Ce phénomène provient plus probablement dû au fait que certaines communautés étrangères peuvent s’intégrer chez nous, tandis que d’autres ne le peuvent pas, pour des raisons qui tiennent à leurs caractéristiques sociales ou culturelles propres.
Ne pas oublier que la majorité des immigrants en France est en situation irrégulière.
Il s’agit d’immigrants clandestins (qu’on appelle par euphémisme des « sans-papiers ») qui sont entrés sur le territoire national munis d’un visa temporaire et qui ne sont pas rentrés chez eux à l’expiration de ce visa.
Très peu d’entre eux ont pu acquérir la nationalité française, pour la bonne raison qu’il est impossible d’acquérir notre nationalité lorsqu’on n’est pas résident légal.
Pour ce qui concerne les enfants de ces immigrants qui ont pu acquérir la nationalité française à leur majorité en vertu de la Loi Guigou qui institue le « droit du sol », leur situation pourra être réglée par l’interdiction de la double-nationalité.
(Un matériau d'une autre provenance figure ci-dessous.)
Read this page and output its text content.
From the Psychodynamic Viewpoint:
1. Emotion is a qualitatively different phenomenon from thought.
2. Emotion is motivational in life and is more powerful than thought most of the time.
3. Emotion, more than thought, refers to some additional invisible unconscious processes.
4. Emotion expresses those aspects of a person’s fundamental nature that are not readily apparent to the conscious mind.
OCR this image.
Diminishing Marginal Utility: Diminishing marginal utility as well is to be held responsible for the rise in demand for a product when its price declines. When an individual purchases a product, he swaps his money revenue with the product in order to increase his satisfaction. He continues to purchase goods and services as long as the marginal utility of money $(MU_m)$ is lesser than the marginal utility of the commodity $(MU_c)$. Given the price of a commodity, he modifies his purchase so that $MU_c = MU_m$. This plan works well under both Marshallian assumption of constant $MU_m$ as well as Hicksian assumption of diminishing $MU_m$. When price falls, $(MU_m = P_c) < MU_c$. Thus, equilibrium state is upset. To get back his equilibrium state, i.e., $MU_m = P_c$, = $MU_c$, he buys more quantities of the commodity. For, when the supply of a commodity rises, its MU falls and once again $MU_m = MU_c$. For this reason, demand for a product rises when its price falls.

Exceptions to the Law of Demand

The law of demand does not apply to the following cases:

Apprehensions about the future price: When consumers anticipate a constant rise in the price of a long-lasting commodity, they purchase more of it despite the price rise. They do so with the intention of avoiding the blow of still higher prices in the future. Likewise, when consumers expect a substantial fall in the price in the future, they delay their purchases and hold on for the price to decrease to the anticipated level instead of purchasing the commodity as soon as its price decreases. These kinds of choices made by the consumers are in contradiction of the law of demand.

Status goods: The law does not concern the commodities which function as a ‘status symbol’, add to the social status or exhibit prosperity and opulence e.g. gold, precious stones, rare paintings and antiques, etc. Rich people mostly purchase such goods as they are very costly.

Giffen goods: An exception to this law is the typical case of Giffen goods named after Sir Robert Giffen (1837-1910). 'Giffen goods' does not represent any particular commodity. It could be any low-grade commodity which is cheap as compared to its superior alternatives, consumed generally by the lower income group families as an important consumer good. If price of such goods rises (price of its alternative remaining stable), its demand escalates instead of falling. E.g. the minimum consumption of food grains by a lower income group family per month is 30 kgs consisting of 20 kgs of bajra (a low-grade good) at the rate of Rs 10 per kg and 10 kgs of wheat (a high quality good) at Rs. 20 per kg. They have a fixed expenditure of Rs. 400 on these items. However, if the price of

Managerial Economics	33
Il convient de noter en effet que ces enfants d’immigrants proviennent pour la plupart de pays qui appliquent strictement le « droit du sang » et qui interdisent à leurs ressortissants de changer de nationalité.
La Loi Guigou a donc eu pour effet de fabriquer des double nationaux qui ne peuvent répondre à deux allégeances citoyennes, comme ils l’ont d’ailleurs montré publiquement de façon éclatante à l’occasion de diverses manifestations sportives.
Ce qu’il faut souligner, c’est que la France, contrairement à l’Argentine ou à l’Australie, n’est pas un pays d’immigration. Ce n’est pas un pays sous-peuplé disposant de larges espaces et disposant d’un marché du travail dynamique.
Ce n’est donc pas un pays qui a mis en place des procédures d’immigration et d’accueil permettant de s’assurer que les immigrants qui auront été choisis et autorisés à émigrer pourront s’insérer dans la société d’accueil et trouver y du travail.
Or notre pays est la cible d’une immigration sauvage de populations sans qualifications, ni éducation, pour de simple raison de proximité géographique ou linguistique.
Aujourd’hui tout se passe donc comme si nous importions des chômeurs sans qualification qui ne peuvent pas trouver leurs places dans une société développées dont ils ne comprennent pas le fonctionnement ni les principes, ni sur un marché du travail qui demande des travailleurs qualifiés et éduqués correctement.